Anzeige
das kulturelle überformat
Nr. 1 / 25. Januar 2007
#Kolumne von Rudolf Amstutz, New York
  2/2
gedankengang
Kolumne von Rudolf Amstutz, New York

17000 gelbe Taxis malen Manhattan gelb und alle geben bei Grün ihr typisches Achtzylinder-Rocheln zum Besten. Die Sirenen der Polizei sind schrill und variantenreich. Jene der Feuerwehr dunkel und schwer. Sirenen mit Schluckauf und Sirenen mit Bronchitis. Und die Flucht in den Untergrund bringt neue Musik ans Tageslicht. Quietschende Räder der Subway, summende Generatoren, kaum verständliche Lautsprecherdurchsagen, die Schritte der gehetzten Pendler und Musiker an allen Ecken und Enden, die der Symphonie der Stadt für einen Moment eine Melodie entgegenhalten. New York ist die Stadt der tausend Kulturen: jüdische Klezmerklänge, Bluesriffs, asiatische Tonarchitektur und dampfende Latinorhythmen. Ghettoblaster, Rapper und Prediger. A-capella-Chöre, Kammerorchester und Rockgitarren. Die Diskussionen der Menschen in den vollen Zugwagen: auf russisch, chinesisch, spanisch, englisch, französisch. So muss die Welt beim Urknall gewesen sein. Bevor alle Menschen und jeder nur erdenkliche Klang sich auf dem Planeten seinen Platz ausgesucht hat.

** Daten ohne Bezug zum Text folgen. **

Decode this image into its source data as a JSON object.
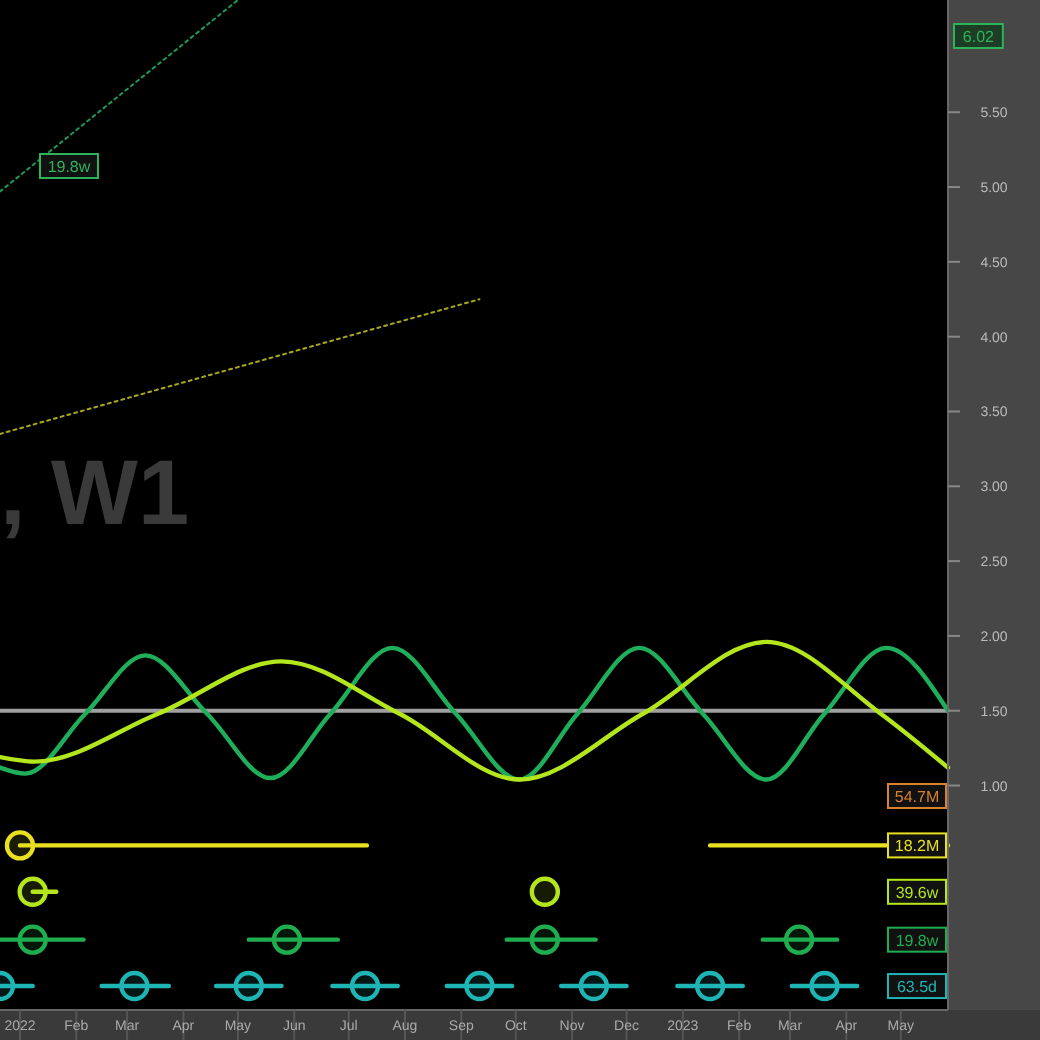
{
  "chart_data": {
    "type": "line",
    "xlim": [
      "2021-12-21",
      "2023-05-27"
    ],
    "xticks": [
      {
        "value": "2022-01-01",
        "label": "2022"
      },
      {
        "value": "2022-02-01",
        "label": "Feb"
      },
      {
        "value": "2022-03-01",
        "label": "Mar"
      },
      {
        "value": "2022-04-01",
        "label": "Apr"
      },
      {
        "value": "2022-05-01",
        "label": "May"
      },
      {
        "value": "2022-06-01",
        "label": "Jun"
      },
      {
        "value": "2022-07-01",
        "label": "Jul"
      },
      {
        "value": "2022-08-01",
        "label": "Aug"
      },
      {
        "value": "2022-09-01",
        "label": "Sep"
      },
      {
        "value": "2022-10-01",
        "label": "Oct"
      },
      {
        "value": "2022-11-01",
        "label": "Nov"
      },
      {
        "value": "2022-12-01",
        "label": "Dec"
      },
      {
        "value": "2023-01-01",
        "label": "2023"
      },
      {
        "value": "2023-02-01",
        "label": "Feb"
      },
      {
        "value": "2023-03-01",
        "label": "Mar"
      },
      {
        "value": "2023-04-01",
        "label": "Apr"
      },
      {
        "value": "2023-05-01",
        "label": "May"
      }
    ],
    "ylim": [
      -0.5,
      6.25
    ],
    "yticks": [
      {
        "value": 1,
        "label": "1.00"
      },
      {
        "value": 1.5,
        "label": "1.50"
      },
      {
        "value": 2,
        "label": "2.00"
      },
      {
        "value": 2.5,
        "label": "2.50"
      },
      {
        "value": 3,
        "label": "3.00"
      },
      {
        "value": 3.5,
        "label": "3.50"
      },
      {
        "value": 4,
        "label": "4.00"
      },
      {
        "value": 4.5,
        "label": "4.50"
      },
      {
        "value": 5,
        "label": "5.00"
      },
      {
        "value": 5.5,
        "label": "5.50"
      }
    ],
    "ref_lines": [
      {
        "axis": "y",
        "value": 1.5,
        "color": "#a0a0a0"
      }
    ],
    "annotations": [
      ", W1",
      "19.8w",
      "54.7M",
      "6.02"
    ],
    "series": [
      {
        "color": "#1fae5a",
        "x": [
          "2021-12-21",
          "2022-01-04",
          "2022-02-06",
          "2022-03-11",
          "2022-04-14",
          "2022-05-19",
          "2022-06-21",
          "2022-07-25",
          "2022-08-29",
          "2022-10-03",
          "2022-11-04",
          "2022-12-08",
          "2023-01-12",
          "2023-02-16",
          "2023-03-20",
          "2023-04-23",
          "2023-05-27"
        ],
        "values": [
          1.12,
          1.08,
          1.48,
          1.87,
          1.48,
          1.05,
          1.48,
          1.92,
          1.48,
          1.04,
          1.48,
          1.92,
          1.48,
          1.04,
          1.48,
          1.92,
          1.5
        ]
      },
      {
        "color": "#b4e61e",
        "x": [
          "2021-12-21",
          "2022-01-09",
          "2022-03-18",
          "2022-05-25",
          "2022-07-29",
          "2022-10-03",
          "2022-12-10",
          "2023-02-16",
          "2023-04-20",
          "2023-05-27"
        ],
        "values": [
          1.19,
          1.16,
          1.48,
          1.83,
          1.48,
          1.04,
          1.48,
          1.96,
          1.48,
          1.12
        ]
      },
      {
        "color": "#1f9a55",
        "line_style": "dotted",
        "x": [
          "2021-12-21",
          "2022-05-01"
        ],
        "values": [
          4.97,
          6.25
        ]
      },
      {
        "color": "#a8a820",
        "line_style": "dotted",
        "x": [
          "2021-12-21",
          "2022-09-11"
        ],
        "values": [
          3.35,
          4.25
        ]
      },
      {
        "color": "#e8e020",
        "x": [
          "2022-01-01",
          "2022-07-11",
          "2022-10-01",
          "2023-01-16",
          "2023-05-27"
        ],
        "values": [
          0.6,
          0.6,
          null,
          0.6,
          0.6
        ]
      },
      {
        "color": "#b4e61e",
        "x": [
          "2022-01-08",
          "2022-01-21"
        ],
        "values": [
          0.29,
          0.29
        ]
      },
      {
        "color": "#1fae4f",
        "x": [
          "2021-12-21",
          "2022-02-05",
          "2022-04-01",
          "2022-05-07",
          "2022-06-25",
          "2022-08-01",
          "2022-09-26",
          "2022-11-14",
          "2023-01-01",
          "2023-02-14",
          "2023-03-27"
        ],
        "values": [
          -0.03,
          -0.03,
          null,
          -0.03,
          -0.03,
          null,
          -0.03,
          -0.03,
          null,
          -0.03,
          -0.03
        ]
      },
      {
        "color": "#1fb5b5",
        "x": [
          "2021-12-21",
          "2022-01-08",
          "2022-02-01",
          "2022-02-15",
          "2022-03-24",
          "2022-04-05",
          "2022-04-19",
          "2022-05-25",
          "2022-06-10",
          "2022-06-22",
          "2022-07-28",
          "2022-08-10",
          "2022-08-24",
          "2022-09-29",
          "2022-10-12",
          "2022-10-26",
          "2022-12-01",
          "2022-12-15",
          "2022-12-29",
          "2023-02-03",
          "2023-02-17",
          "2023-03-02",
          "2023-04-07"
        ],
        "values": [
          -0.34,
          -0.34,
          null,
          -0.34,
          -0.34,
          null,
          -0.34,
          -0.34,
          null,
          -0.34,
          -0.34,
          null,
          -0.34,
          -0.34,
          null,
          -0.34,
          -0.34,
          null,
          -0.34,
          -0.34,
          null,
          -0.34,
          -0.34
        ]
      },
      {
        "type": "scatter",
        "name": "18.2M",
        "color": "#e8e020",
        "marker": "circle",
        "x": [
          "2022-01-01"
        ],
        "values": [
          0.6
        ]
      },
      {
        "type": "scatter",
        "name": "39.6w",
        "color": "#b4e61e",
        "marker": "circle",
        "x": [
          "2022-01-08",
          "2022-10-17"
        ],
        "values": [
          0.29,
          0.29
        ]
      },
      {
        "type": "scatter",
        "name": "19.8w",
        "color": "#1fae4f",
        "marker": "circle",
        "x": [
          "2022-01-08",
          "2022-05-28",
          "2022-10-17",
          "2023-03-06"
        ],
        "values": [
          -0.03,
          -0.03,
          -0.03,
          -0.03
        ]
      },
      {
        "type": "scatter",
        "name": "63.5d",
        "color": "#1fb5b5",
        "marker": "circle",
        "x": [
          "2021-12-21",
          "2022-03-05",
          "2022-05-07",
          "2022-07-10",
          "2022-09-11",
          "2022-11-13",
          "2023-01-16",
          "2023-03-20"
        ],
        "values": [
          -0.34,
          -0.34,
          -0.34,
          -0.34,
          -0.34,
          -0.34,
          -0.34,
          -0.34
        ]
      }
    ]
  }
}
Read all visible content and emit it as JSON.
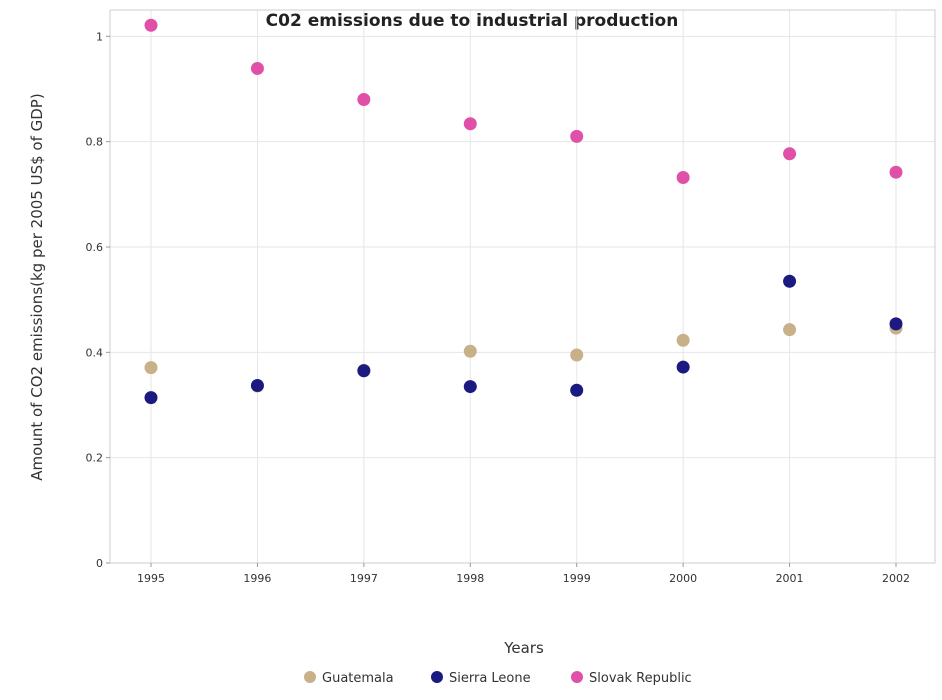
{
  "chart_data": {
    "type": "scatter",
    "title": "C02 emissions due to industrial production",
    "xlabel": "Years",
    "ylabel": "Amount of CO2 emissions(kg per 2005 US$ of GDP)",
    "x": [
      "1995",
      "1996",
      "1997",
      "1998",
      "1999",
      "2000",
      "2001",
      "2002"
    ],
    "ylim": [
      0,
      1.05
    ],
    "yticks": [
      "0",
      "0.2",
      "0.4",
      "0.6",
      "0.8",
      "1"
    ],
    "grid": true,
    "legend_position": "bottom",
    "series": [
      {
        "name": "Guatemala",
        "color": "#c8b088",
        "values": [
          0.371,
          0.336,
          0.366,
          0.402,
          0.395,
          0.423,
          0.443,
          0.446
        ]
      },
      {
        "name": "Sierra Leone",
        "color": "#1a1a80",
        "values": [
          0.314,
          0.337,
          0.365,
          0.335,
          0.328,
          0.372,
          0.535,
          0.454
        ]
      },
      {
        "name": "Slovak Republic",
        "color": "#e050a8",
        "values": [
          1.021,
          0.939,
          0.88,
          0.834,
          0.81,
          0.732,
          0.777,
          0.742
        ]
      }
    ]
  }
}
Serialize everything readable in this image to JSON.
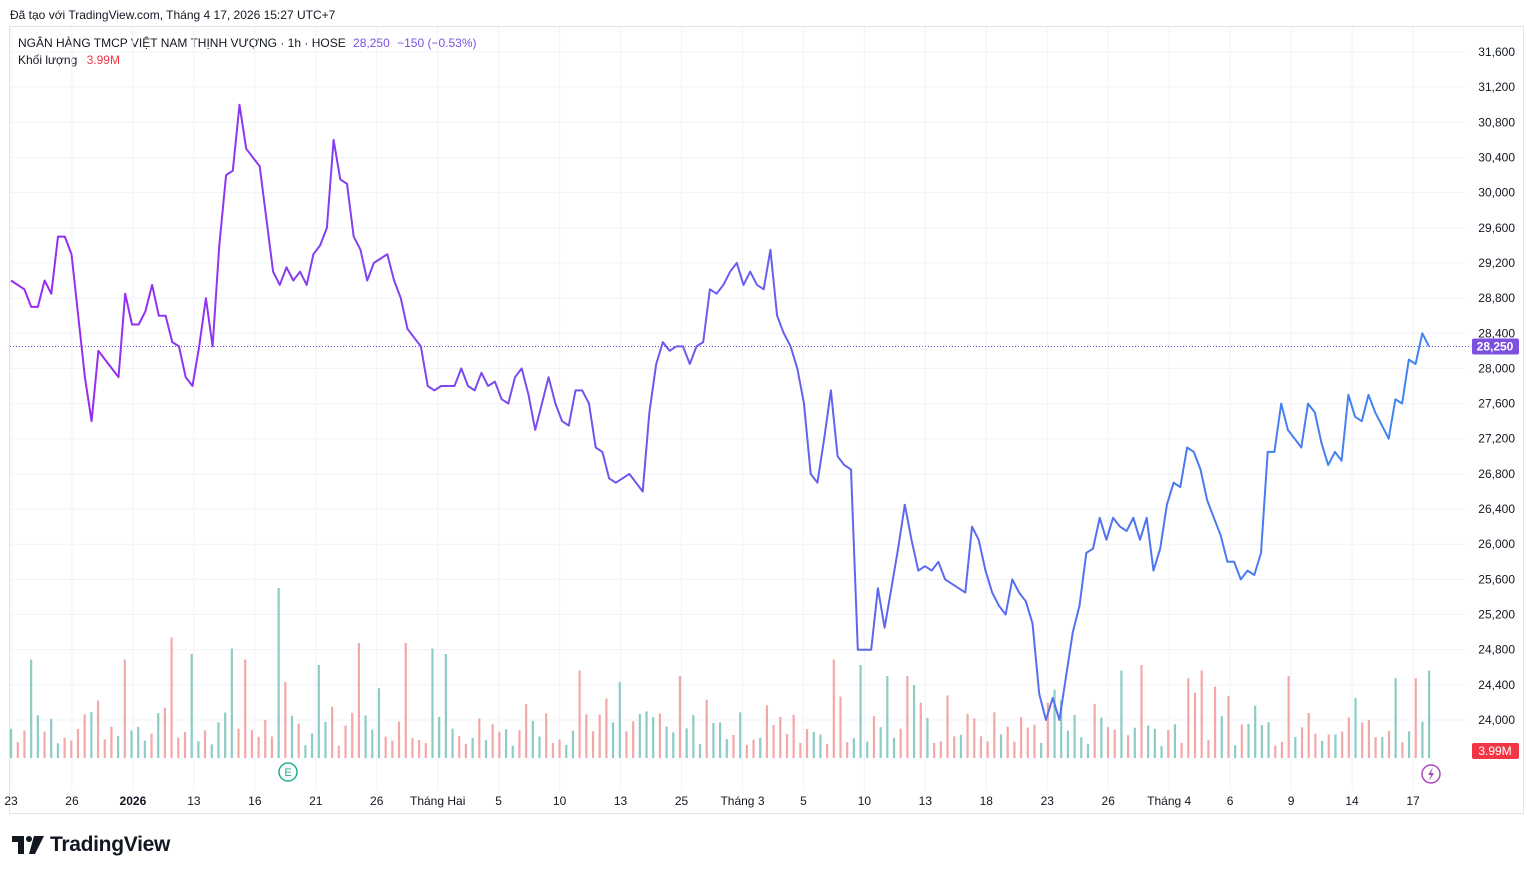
{
  "caption": "Đã tạo với TradingView.com, Tháng 4 17, 2026 15:27 UTC+7",
  "legend": {
    "symbol": "NGÂN HÀNG TMCP VIỆT NAM THỊNH VƯỢNG · 1h · HOSE",
    "price": "28,250",
    "change": "−150 (−0.53%)",
    "volume_label": "Khối lượng",
    "volume_value": "3.99M"
  },
  "brand": "TradingView",
  "event_marker": "E",
  "colors": {
    "line_start": "#9c27f0",
    "line_mid": "#6a5cf0",
    "line_end": "#3d86f2",
    "price_label": "#7b4fe0",
    "volume_up": "#80c7be",
    "volume_down": "#f29e9e",
    "volume_label": "#f23645",
    "grid": "#f0f3fa"
  },
  "chart_data": {
    "type": "line",
    "y_ticks": [
      "31,600",
      "31,200",
      "30,800",
      "30,400",
      "30,000",
      "29,600",
      "29,200",
      "28,800",
      "28,400",
      "28,000",
      "27,600",
      "27,200",
      "26,800",
      "26,400",
      "26,000",
      "25,600",
      "25,200",
      "24,800",
      "24,400",
      "24,000"
    ],
    "ylim": [
      23600,
      31800
    ],
    "last_price": 28250,
    "last_price_label": "28,250",
    "last_volume_label": "3.99M",
    "x_ticks": [
      {
        "label": "23",
        "bar": 0
      },
      {
        "label": "26",
        "bar": 10
      },
      {
        "label": "2026",
        "bar": 20
      },
      {
        "label": "13",
        "bar": 30
      },
      {
        "label": "16",
        "bar": 40
      },
      {
        "label": "21",
        "bar": 50
      },
      {
        "label": "26",
        "bar": 60
      },
      {
        "label": "Tháng Hai",
        "bar": 70
      },
      {
        "label": "5",
        "bar": 80
      },
      {
        "label": "10",
        "bar": 90
      },
      {
        "label": "13",
        "bar": 100
      },
      {
        "label": "25",
        "bar": 110
      },
      {
        "label": "Tháng 3",
        "bar": 120
      },
      {
        "label": "5",
        "bar": 130
      },
      {
        "label": "10",
        "bar": 140
      },
      {
        "label": "13",
        "bar": 150
      },
      {
        "label": "18",
        "bar": 160
      },
      {
        "label": "23",
        "bar": 170
      },
      {
        "label": "26",
        "bar": 180
      },
      {
        "label": "Tháng 4",
        "bar": 190
      },
      {
        "label": "6",
        "bar": 200
      },
      {
        "label": "9",
        "bar": 210
      },
      {
        "label": "14",
        "bar": 220
      },
      {
        "label": "17",
        "bar": 230
      }
    ],
    "bar_count": 233,
    "series": [
      {
        "anchors": [
          [
            0,
            29000
          ],
          [
            2,
            28900
          ],
          [
            3,
            28700
          ],
          [
            4,
            28700
          ],
          [
            5,
            29000
          ],
          [
            6,
            28850
          ],
          [
            7,
            29500
          ],
          [
            8,
            29500
          ],
          [
            9,
            29300
          ],
          [
            10,
            28600
          ],
          [
            11,
            27900
          ],
          [
            12,
            27400
          ],
          [
            13,
            28200
          ],
          [
            14,
            28100
          ],
          [
            15,
            28000
          ],
          [
            16,
            27900
          ],
          [
            17,
            28850
          ],
          [
            18,
            28500
          ],
          [
            19,
            28500
          ],
          [
            20,
            28650
          ],
          [
            21,
            28950
          ],
          [
            22,
            28600
          ],
          [
            23,
            28600
          ],
          [
            24,
            28300
          ],
          [
            25,
            28250
          ],
          [
            26,
            27900
          ],
          [
            27,
            27800
          ],
          [
            28,
            28250
          ],
          [
            29,
            28800
          ],
          [
            30,
            28250
          ],
          [
            31,
            29400
          ],
          [
            32,
            30200
          ],
          [
            33,
            30250
          ],
          [
            34,
            31000
          ],
          [
            35,
            30500
          ],
          [
            36,
            30400
          ],
          [
            37,
            30300
          ],
          [
            38,
            29700
          ],
          [
            39,
            29100
          ],
          [
            40,
            28950
          ],
          [
            41,
            29150
          ],
          [
            42,
            29000
          ],
          [
            43,
            29100
          ],
          [
            44,
            28950
          ],
          [
            45,
            29300
          ],
          [
            46,
            29400
          ],
          [
            47,
            29600
          ],
          [
            48,
            30600
          ],
          [
            49,
            30150
          ],
          [
            50,
            30100
          ],
          [
            51,
            29500
          ],
          [
            52,
            29350
          ],
          [
            53,
            29000
          ],
          [
            54,
            29200
          ],
          [
            55,
            29250
          ],
          [
            56,
            29300
          ],
          [
            57,
            29000
          ],
          [
            58,
            28800
          ],
          [
            59,
            28450
          ],
          [
            60,
            28350
          ],
          [
            61,
            28250
          ],
          [
            62,
            27800
          ],
          [
            63,
            27750
          ],
          [
            64,
            27800
          ],
          [
            65,
            27800
          ],
          [
            66,
            27800
          ],
          [
            67,
            28000
          ],
          [
            68,
            27800
          ],
          [
            69,
            27750
          ],
          [
            70,
            27950
          ],
          [
            71,
            27800
          ],
          [
            72,
            27850
          ],
          [
            73,
            27650
          ],
          [
            74,
            27600
          ],
          [
            75,
            27900
          ],
          [
            76,
            28000
          ],
          [
            77,
            27700
          ],
          [
            78,
            27300
          ],
          [
            79,
            27600
          ],
          [
            80,
            27900
          ],
          [
            81,
            27600
          ],
          [
            82,
            27400
          ],
          [
            83,
            27350
          ],
          [
            84,
            27750
          ],
          [
            85,
            27750
          ],
          [
            86,
            27600
          ],
          [
            87,
            27100
          ],
          [
            88,
            27050
          ],
          [
            89,
            26750
          ],
          [
            90,
            26700
          ],
          [
            91,
            26750
          ],
          [
            92,
            26800
          ],
          [
            93,
            26700
          ],
          [
            94,
            26600
          ],
          [
            95,
            27500
          ],
          [
            96,
            28050
          ],
          [
            97,
            28300
          ],
          [
            98,
            28200
          ],
          [
            99,
            28250
          ],
          [
            100,
            28250
          ],
          [
            101,
            28050
          ],
          [
            102,
            28250
          ],
          [
            103,
            28300
          ],
          [
            104,
            28900
          ],
          [
            105,
            28850
          ],
          [
            106,
            28950
          ],
          [
            107,
            29100
          ],
          [
            108,
            29200
          ],
          [
            109,
            28950
          ],
          [
            110,
            29100
          ],
          [
            111,
            28950
          ],
          [
            112,
            28900
          ],
          [
            113,
            29350
          ],
          [
            114,
            28600
          ],
          [
            115,
            28400
          ],
          [
            116,
            28250
          ],
          [
            117,
            28000
          ],
          [
            118,
            27600
          ],
          [
            119,
            26800
          ],
          [
            120,
            26700
          ],
          [
            121,
            27200
          ],
          [
            122,
            27750
          ],
          [
            123,
            27000
          ],
          [
            124,
            26900
          ],
          [
            125,
            26850
          ],
          [
            126,
            24800
          ],
          [
            127,
            24800
          ],
          [
            128,
            24800
          ],
          [
            129,
            25500
          ],
          [
            130,
            25050
          ],
          [
            131,
            25500
          ],
          [
            132,
            25950
          ],
          [
            133,
            26450
          ],
          [
            134,
            26050
          ],
          [
            135,
            25700
          ],
          [
            136,
            25750
          ],
          [
            137,
            25700
          ],
          [
            138,
            25800
          ],
          [
            139,
            25600
          ],
          [
            140,
            25550
          ],
          [
            141,
            25500
          ],
          [
            142,
            25450
          ],
          [
            143,
            26200
          ],
          [
            144,
            26050
          ],
          [
            145,
            25700
          ],
          [
            146,
            25450
          ],
          [
            147,
            25300
          ],
          [
            148,
            25200
          ],
          [
            149,
            25600
          ],
          [
            150,
            25450
          ],
          [
            151,
            25350
          ],
          [
            152,
            25100
          ],
          [
            153,
            24300
          ],
          [
            154,
            24000
          ],
          [
            155,
            24250
          ],
          [
            156,
            24000
          ],
          [
            157,
            24500
          ],
          [
            158,
            25000
          ],
          [
            159,
            25300
          ],
          [
            160,
            25900
          ],
          [
            161,
            25950
          ],
          [
            162,
            26300
          ],
          [
            163,
            26050
          ],
          [
            164,
            26300
          ],
          [
            165,
            26200
          ],
          [
            166,
            26150
          ],
          [
            167,
            26300
          ],
          [
            168,
            26050
          ],
          [
            169,
            26300
          ],
          [
            170,
            25700
          ],
          [
            171,
            25950
          ],
          [
            172,
            26450
          ],
          [
            173,
            26700
          ],
          [
            174,
            26650
          ],
          [
            175,
            27100
          ],
          [
            176,
            27050
          ],
          [
            177,
            26850
          ],
          [
            178,
            26500
          ],
          [
            179,
            26300
          ],
          [
            180,
            26100
          ],
          [
            181,
            25800
          ],
          [
            182,
            25800
          ],
          [
            183,
            25600
          ],
          [
            184,
            25700
          ],
          [
            185,
            25650
          ],
          [
            186,
            25900
          ],
          [
            187,
            27050
          ],
          [
            188,
            27050
          ],
          [
            189,
            27600
          ],
          [
            190,
            27300
          ],
          [
            191,
            27200
          ],
          [
            192,
            27100
          ],
          [
            193,
            27600
          ],
          [
            194,
            27500
          ],
          [
            195,
            27150
          ],
          [
            196,
            26900
          ],
          [
            197,
            27050
          ],
          [
            198,
            26950
          ],
          [
            199,
            27700
          ],
          [
            200,
            27450
          ],
          [
            201,
            27400
          ],
          [
            202,
            27700
          ],
          [
            203,
            27500
          ],
          [
            204,
            27350
          ],
          [
            205,
            27200
          ],
          [
            206,
            27650
          ],
          [
            207,
            27600
          ],
          [
            208,
            28100
          ],
          [
            209,
            28050
          ],
          [
            210,
            28400
          ],
          [
            211,
            28250
          ]
        ]
      }
    ]
  }
}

Doch nur wo Stille ist, kann sich Lärm entfalten. Bloss eine Seitenstrasse vom Orchestergraben entfernt, lässt sich erleben, dass das Rascheln der Blätter im Wind und das Zwitschern der Vögel die Rolle eines erholsamen Zwischenspiels übernehmen. Und im Winter, wenn über Nacht ein pfeifender Blizzard den Schnee über der Stadt entlädt, dann herrscht plötzlich geheimnisvolle Stille. An solchen Tagen – und nur an solchen Tagen – hält dann auch eine Stadt wie New York den Atem an.